Description doesn’t quite work that way. You’re telling a story. Don’t forget that part.
That’s why we’re Writing All Wrong.
Could you give me a few pointers on my descriptive paragraph?
“Caked mud gripped the desolate path. The faceless sky breathed a white empty fire. Nocturnal whispers retreated from the land like reverse rays of beaming sun. Rocks rose with purple resilience amid the bleak soil. Lonely black trees danced solitary in a faint breeze. A weary shadow heralded the traveler’s coming.”
—Caleb Hilton, Bothell, WA
I’ll give you one pointer: start over.
This isn’t describing anything.
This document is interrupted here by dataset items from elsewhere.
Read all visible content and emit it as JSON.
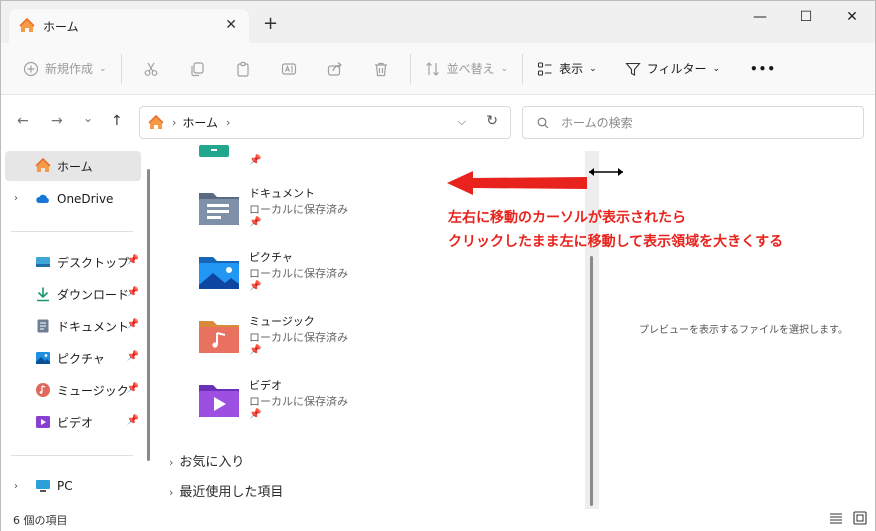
{
  "tab": {
    "title": "ホーム",
    "close": "✕",
    "new_tab": "+"
  },
  "window": {
    "minimize": "—",
    "maximize": "☐",
    "close": "✕"
  },
  "commandbar": {
    "new_label": "新規作成",
    "sort_label": "並べ替え",
    "view_label": "表示",
    "filter_label": "フィルター",
    "more": "•••"
  },
  "address": {
    "crumb": "ホーム",
    "sep1": "›",
    "sep2": "›",
    "chevron": "⌵",
    "refresh": "↻"
  },
  "search": {
    "placeholder": "ホームの検索"
  },
  "nav": {
    "back": "←",
    "forward": "→",
    "recent": "⌄",
    "up": "↑"
  },
  "sidebar": {
    "items": [
      {
        "label": "ホーム"
      },
      {
        "label": "OneDrive"
      },
      {
        "label": "デスクトップ"
      },
      {
        "label": "ダウンロード"
      },
      {
        "label": "ドキュメント"
      },
      {
        "label": "ピクチャ"
      },
      {
        "label": "ミュージック"
      },
      {
        "label": "ビデオ"
      },
      {
        "label": "PC"
      }
    ],
    "pin": "📌"
  },
  "folders": [
    {
      "name": "ドキュメント",
      "sub": "ローカルに保存済み"
    },
    {
      "name": "ピクチャ",
      "sub": "ローカルに保存済み"
    },
    {
      "name": "ミュージック",
      "sub": "ローカルに保存済み"
    },
    {
      "name": "ビデオ",
      "sub": "ローカルに保存済み"
    }
  ],
  "groups": {
    "favorites": "お気に入り",
    "recent": "最近使用した項目",
    "chevron": "›"
  },
  "preview": {
    "message": "プレビューを表示するファイルを選択します。"
  },
  "annotation": {
    "line1": "左右に移動のカーソルが表示されたら",
    "line2": "クリックしたまま左に移動して表示領域を大きくする"
  },
  "status": {
    "count": "6 個の項目"
  },
  "colors": {
    "annotation": "#e8231d",
    "accent": "#0067c0"
  }
}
These are wasted words slapping into dull thuds, lacking any sort of verve in sentence structure. You’ve colored with shimmering paints, muddying the canvas with unclear blobs and no definition.
Description isn’t how many fancy words you string together, or how many words you can check off from your “Thesaurus Rex of Awesome.”
I’d only keep the last sentence, if that. Tell your story first. Make something move. Draw those lines, color within them as you go.
Description without meaning is an empty art. When things “move,” your reader will fill in the gaps, letting you interject to fill in the rest. I can look at an Epic Fantasy Picture Book if I want scenery. But you’re a writer. Give me a story worth describing. We’ll get there.